Bader, for those who don't know, served his country with utter distinction during the Second World War, and was as prolific in the skies as Inzaghi is in front of goal - credited with 20 aerial victories, 4 shared victories, 6 probables, 1 shared probable and 11 enemy aircraft damaged.
Of course there are those who'd say if Bader had been caught offside as many times as Inzaghi, the famous fighter pilot wouldn't have lived to the age of 72.
Sir Alex Ferguson famously once quipped that Inzaghi must have been "born offside" - and I'm sure there are more than a few Assistant Referees in this season's UEFA Champions League who'll breath a sigh of relief that Inzaghi won't be involved in the group stage - few players in history have spent so much time playing on the shoulder of the last defender.

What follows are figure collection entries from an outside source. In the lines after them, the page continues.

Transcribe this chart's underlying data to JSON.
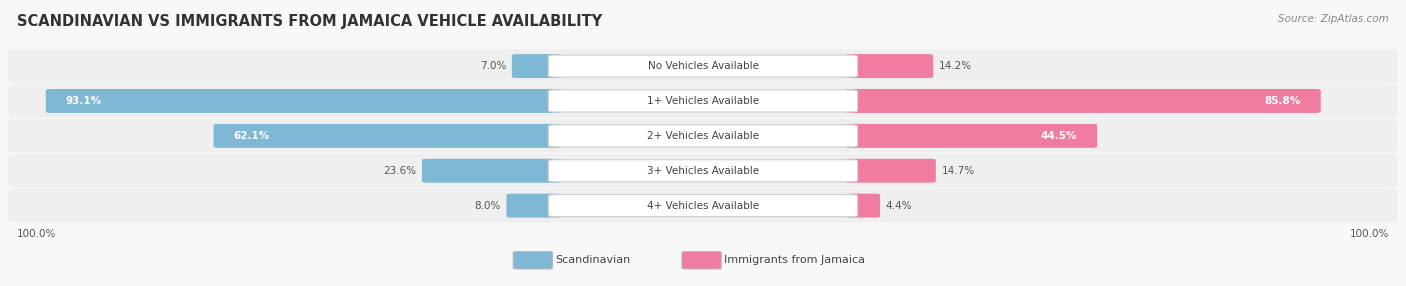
{
  "title": "SCANDINAVIAN VS IMMIGRANTS FROM JAMAICA VEHICLE AVAILABILITY",
  "source": "Source: ZipAtlas.com",
  "categories": [
    "No Vehicles Available",
    "1+ Vehicles Available",
    "2+ Vehicles Available",
    "3+ Vehicles Available",
    "4+ Vehicles Available"
  ],
  "scandinavian": [
    7.0,
    93.1,
    62.1,
    23.6,
    8.0
  ],
  "jamaica": [
    14.2,
    85.8,
    44.5,
    14.7,
    4.4
  ],
  "scand_color": "#7eb8d4",
  "jamaica_color": "#f07ca0",
  "row_bg": "#efefef",
  "label_color_dark": "#555555",
  "label_color_white": "#ffffff",
  "title_color": "#333333",
  "source_color": "#888888",
  "legend_scand": "Scandinavian",
  "legend_jamaica": "Immigrants from Jamaica",
  "max_value": 100.0,
  "figsize": [
    14.06,
    2.86
  ],
  "dpi": 100
}
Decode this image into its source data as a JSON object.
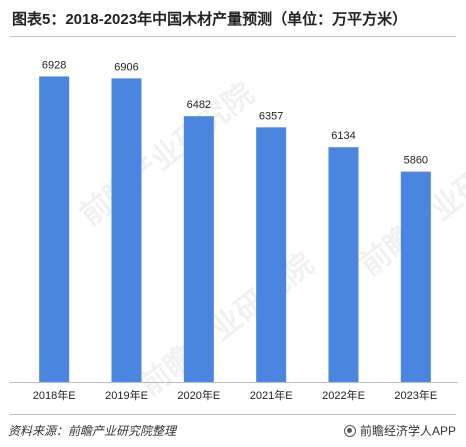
{
  "title": "图表5：2018-2023年中国木材产量预测（单位：万平方米）",
  "source": "资料来源：前瞻产业研究院整理",
  "app_brand": "前瞻经济学人APP",
  "watermark": "前瞻产业研究院",
  "colors": {
    "bar": "#4A86E0",
    "axis": "#bfbfbf",
    "label": "#222222"
  },
  "chart_data": {
    "type": "bar",
    "categories": [
      "2018年E",
      "2019年E",
      "2020年E",
      "2021年E",
      "2022年E",
      "2023年E"
    ],
    "values": [
      6928,
      6906,
      6482,
      6357,
      6134,
      5860
    ],
    "data_labels": [
      "6928",
      "6906",
      "6482",
      "6357",
      "6134",
      "5860"
    ],
    "title": "",
    "xlabel": "",
    "ylabel": "",
    "ylim": [
      3500,
      7000
    ],
    "grid": false,
    "legend": "none"
  }
}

Some fortunate offside decisions over the years have contributed to the belief, held by many, that Inzaghi is a very lucky player
Some fortunate offside decisions over the years have contributed to the belief, held by many, that Inzaghi is a very lucky player, with far less ability than many team-mates - but can you really 'get lucky' that often? As any coach of strikers will tell you, being in the position to score a goal is more than half the battle.

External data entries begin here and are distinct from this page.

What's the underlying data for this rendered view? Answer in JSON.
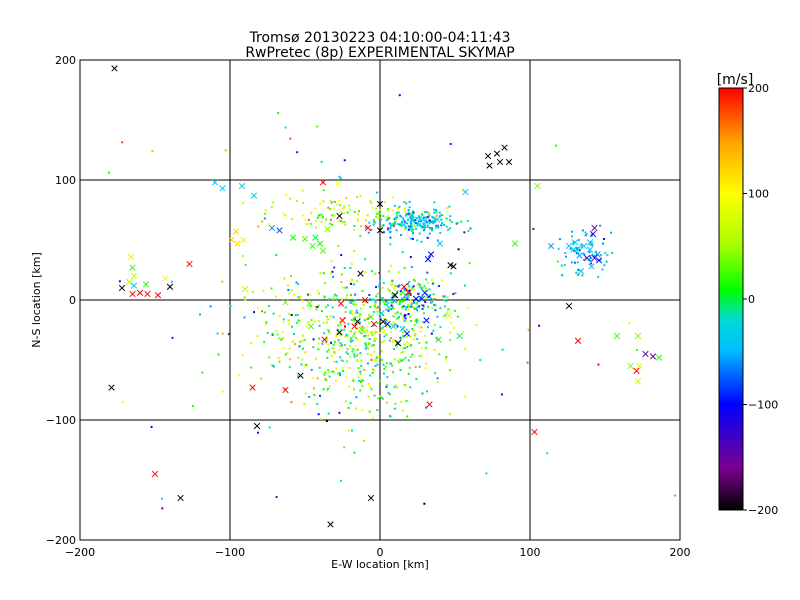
{
  "chart_data": {
    "type": "scatter",
    "title": "Tromsø 20130223 04:10:00-04:11:43",
    "subtitle": "RwPretec (8p) EXPERIMENTAL SKYMAP",
    "xlabel": "E-W location [km]",
    "ylabel": "N-S location [km]",
    "xlim": [
      -200,
      200
    ],
    "ylim": [
      -200,
      200
    ],
    "xticks": [
      -200,
      -100,
      0,
      100,
      200
    ],
    "yticks": [
      -200,
      -100,
      0,
      100,
      200
    ],
    "grid": true,
    "colorbar": {
      "label": "[m/s]",
      "min": -200,
      "max": 200,
      "ticks": [
        -200,
        -100,
        0,
        100,
        200
      ],
      "colormap": [
        "#000000",
        "#7a0090",
        "#0000ff",
        "#00bfff",
        "#00d9d9",
        "#00ff00",
        "#aaff00",
        "#ffff00",
        "#ffa500",
        "#ff0000"
      ]
    },
    "markers": {
      "cross": [
        {
          "x": -177,
          "y": 193,
          "v": -200
        },
        {
          "x": -179,
          "y": -73,
          "v": -200
        },
        {
          "x": -150,
          "y": -145,
          "v": 200
        },
        {
          "x": -133,
          "y": -165,
          "v": -200
        },
        {
          "x": -33,
          "y": -187,
          "v": -200
        },
        {
          "x": -6,
          "y": -165,
          "v": -200
        },
        {
          "x": -82,
          "y": -105,
          "v": -200
        },
        {
          "x": 103,
          "y": -110,
          "v": 200
        },
        {
          "x": -85,
          "y": -73,
          "v": 200
        },
        {
          "x": -63,
          "y": -75,
          "v": 200
        },
        {
          "x": -53,
          "y": -63,
          "v": -200
        },
        {
          "x": 33,
          "y": -87,
          "v": 200
        },
        {
          "x": 72,
          "y": 120,
          "v": -200
        },
        {
          "x": 78,
          "y": 122,
          "v": -200
        },
        {
          "x": 83,
          "y": 127,
          "v": -200
        },
        {
          "x": 86,
          "y": 115,
          "v": -200
        },
        {
          "x": 73,
          "y": 112,
          "v": -200
        },
        {
          "x": 80,
          "y": 115,
          "v": -200
        },
        {
          "x": 0,
          "y": 80,
          "v": -200
        },
        {
          "x": -27,
          "y": 70,
          "v": -200
        },
        {
          "x": 0,
          "y": 58,
          "v": -200
        },
        {
          "x": -8,
          "y": 60,
          "v": 200
        },
        {
          "x": -38,
          "y": 98,
          "v": 200
        },
        {
          "x": -28,
          "y": 97,
          "v": 100
        },
        {
          "x": -127,
          "y": 30,
          "v": 200
        },
        {
          "x": -143,
          "y": 18,
          "v": 100
        },
        {
          "x": -140,
          "y": 11,
          "v": -200
        },
        {
          "x": -172,
          "y": 10,
          "v": -200
        },
        {
          "x": -165,
          "y": 5,
          "v": 200
        },
        {
          "x": -155,
          "y": 5,
          "v": 200
        },
        {
          "x": -148,
          "y": 4,
          "v": 200
        },
        {
          "x": -160,
          "y": 6,
          "v": 200
        },
        {
          "x": -167,
          "y": 15,
          "v": 50
        },
        {
          "x": -164,
          "y": 20,
          "v": 60
        },
        {
          "x": -165,
          "y": 27,
          "v": 20
        },
        {
          "x": -166,
          "y": 36,
          "v": 110
        },
        {
          "x": -164,
          "y": 12,
          "v": -40
        },
        {
          "x": -156,
          "y": 13,
          "v": 20
        },
        {
          "x": -96,
          "y": 57,
          "v": 120
        },
        {
          "x": -99,
          "y": 50,
          "v": 130
        },
        {
          "x": -91,
          "y": 50,
          "v": 110
        },
        {
          "x": -95,
          "y": 47,
          "v": 120
        },
        {
          "x": -84,
          "y": 87,
          "v": -30
        },
        {
          "x": -110,
          "y": 98,
          "v": -40
        },
        {
          "x": -105,
          "y": 93,
          "v": -30
        },
        {
          "x": -92,
          "y": 95,
          "v": -40
        },
        {
          "x": -72,
          "y": 60,
          "v": -60
        },
        {
          "x": -67,
          "y": 58,
          "v": -80
        },
        {
          "x": -50,
          "y": 51,
          "v": 30
        },
        {
          "x": -45,
          "y": 45,
          "v": 20
        },
        {
          "x": -40,
          "y": 47,
          "v": 10
        },
        {
          "x": -43,
          "y": 52,
          "v": 0
        },
        {
          "x": -58,
          "y": 52,
          "v": 10
        },
        {
          "x": -35,
          "y": 59,
          "v": 40
        },
        {
          "x": -38,
          "y": 41,
          "v": 30
        },
        {
          "x": -90,
          "y": 9,
          "v": 60
        },
        {
          "x": -63,
          "y": -2,
          "v": 40
        },
        {
          "x": -47,
          "y": -3,
          "v": 30
        },
        {
          "x": -13,
          "y": 22,
          "v": -200
        },
        {
          "x": 10,
          "y": 4,
          "v": -200
        },
        {
          "x": 16,
          "y": 11,
          "v": 200
        },
        {
          "x": 19,
          "y": 6,
          "v": 200
        },
        {
          "x": 24,
          "y": 1,
          "v": -100
        },
        {
          "x": 28,
          "y": 1,
          "v": -80
        },
        {
          "x": 30,
          "y": 6,
          "v": -90
        },
        {
          "x": 32,
          "y": 34,
          "v": -100
        },
        {
          "x": 34,
          "y": 38,
          "v": -100
        },
        {
          "x": 47,
          "y": 29,
          "v": -200
        },
        {
          "x": 40,
          "y": 47,
          "v": -40
        },
        {
          "x": 16,
          "y": 63,
          "v": -30
        },
        {
          "x": 22,
          "y": 67,
          "v": -40
        },
        {
          "x": 29,
          "y": 67,
          "v": -40
        },
        {
          "x": 38,
          "y": 67,
          "v": -40
        },
        {
          "x": 57,
          "y": 90,
          "v": -40
        },
        {
          "x": 90,
          "y": 47,
          "v": 20
        },
        {
          "x": 105,
          "y": 95,
          "v": 40
        },
        {
          "x": -25,
          "y": -17,
          "v": 200
        },
        {
          "x": -15,
          "y": -18,
          "v": -200
        },
        {
          "x": -12,
          "y": -25,
          "v": 30
        },
        {
          "x": -6,
          "y": -14,
          "v": 30
        },
        {
          "x": -4,
          "y": -20,
          "v": 200
        },
        {
          "x": 1,
          "y": -11,
          "v": -30
        },
        {
          "x": 2,
          "y": -18,
          "v": -200
        },
        {
          "x": 5,
          "y": -20,
          "v": -100
        },
        {
          "x": 9,
          "y": -22,
          "v": -30
        },
        {
          "x": 12,
          "y": -36,
          "v": -200
        },
        {
          "x": 15,
          "y": -24,
          "v": -40
        },
        {
          "x": 18,
          "y": -28,
          "v": -100
        },
        {
          "x": -17,
          "y": -22,
          "v": 200
        },
        {
          "x": -27,
          "y": -27,
          "v": -200
        },
        {
          "x": -37,
          "y": -33,
          "v": 200
        },
        {
          "x": -46,
          "y": -22,
          "v": 30
        },
        {
          "x": -10,
          "y": 0,
          "v": 200
        },
        {
          "x": -26,
          "y": -3,
          "v": 200
        },
        {
          "x": 31,
          "y": -17,
          "v": -100
        },
        {
          "x": 39,
          "y": -33,
          "v": 0
        },
        {
          "x": 46,
          "y": -13,
          "v": 80
        },
        {
          "x": 53,
          "y": -30,
          "v": 0
        },
        {
          "x": 49,
          "y": 28,
          "v": -200
        },
        {
          "x": 130,
          "y": 48,
          "v": -40
        },
        {
          "x": 136,
          "y": 45,
          "v": -40
        },
        {
          "x": 140,
          "y": 42,
          "v": -40
        },
        {
          "x": 145,
          "y": 38,
          "v": -60
        },
        {
          "x": 133,
          "y": 37,
          "v": -60
        },
        {
          "x": 138,
          "y": 35,
          "v": -150
        },
        {
          "x": 143,
          "y": 35,
          "v": -130
        },
        {
          "x": 146,
          "y": 33,
          "v": -110
        },
        {
          "x": 141,
          "y": 28,
          "v": -50
        },
        {
          "x": 134,
          "y": 24,
          "v": -40
        },
        {
          "x": 129,
          "y": 42,
          "v": -40
        },
        {
          "x": 126,
          "y": 45,
          "v": -40
        },
        {
          "x": 114,
          "y": 45,
          "v": -60
        },
        {
          "x": 143,
          "y": 60,
          "v": -150
        },
        {
          "x": 142,
          "y": 55,
          "v": -110
        },
        {
          "x": 140,
          "y": 48,
          "v": -50
        },
        {
          "x": 126,
          "y": -5,
          "v": -200
        },
        {
          "x": 132,
          "y": -34,
          "v": 200
        },
        {
          "x": 158,
          "y": -30,
          "v": 20
        },
        {
          "x": 172,
          "y": -30,
          "v": 40
        },
        {
          "x": 177,
          "y": -45,
          "v": -150
        },
        {
          "x": 182,
          "y": -47,
          "v": -150
        },
        {
          "x": 186,
          "y": -48,
          "v": 20
        },
        {
          "x": 167,
          "y": -55,
          "v": 40
        },
        {
          "x": 171,
          "y": -59,
          "v": 200
        },
        {
          "x": 173,
          "y": -55,
          "v": 80
        },
        {
          "x": 172,
          "y": -68,
          "v": 70
        }
      ],
      "dots": {
        "clusters": [
          {
            "cx": -10,
            "cy": -30,
            "sx": 28,
            "sy": 30,
            "n": 560,
            "vmean": 30,
            "vsd": 55
          },
          {
            "cx": 20,
            "cy": 0,
            "sx": 14,
            "sy": 10,
            "n": 150,
            "vmean": -30,
            "vsd": 50
          },
          {
            "cx": 25,
            "cy": 64,
            "sx": 13,
            "sy": 6,
            "n": 200,
            "vmean": -40,
            "vsd": 30
          },
          {
            "cx": -25,
            "cy": 72,
            "sx": 22,
            "sy": 7,
            "n": 110,
            "vmean": 70,
            "vsd": 45
          },
          {
            "cx": 136,
            "cy": 40,
            "sx": 9,
            "sy": 8,
            "n": 70,
            "vmean": -50,
            "vsd": 25
          },
          {
            "cx": -60,
            "cy": -20,
            "sx": 30,
            "sy": 25,
            "n": 70,
            "vmean": 40,
            "vsd": 60
          },
          {
            "cx": 0,
            "cy": 0,
            "sx": 110,
            "sy": 100,
            "n": 90,
            "vmean": 0,
            "vsd": 100
          }
        ]
      }
    }
  }
}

It's been Inzaghi's trademark since 1992, when he scored his first hit the back of the net for Leffe - right throughout his career Inzaghi has almost always guaranteed goals, even if fitness has sometimes been a problem.
Often described as your archetypal '1 in 2' man - he actually averages slightly under that, with 287 goals in 614 matches - but even last season, when he struggled badly with a knee injury, Inzaghi still managed 4 goals in 9 appearances.
Whether he'll ever add to his UEFA Champions League tally remains to be seen, but just like any good soap-opera exit, the door has been left slightly ajar, with Massimiliano Allegri saying he'll assess Inzaghi's fitness again in January and could yet bring him back into the UEFA Champions League squad then, presuming Milan qualify for the knockout phase.
We're always told football is a ruthless business now, with no room for sentiment - but I can't help feeling 'Pippo' deserves one last chance to knock Raul off his perch.
Although, if we have seen the last of Inzaghi in the world's premier club competition, it is fitting that his final goals were in a thrilling 2-2 draw against Real Madrid.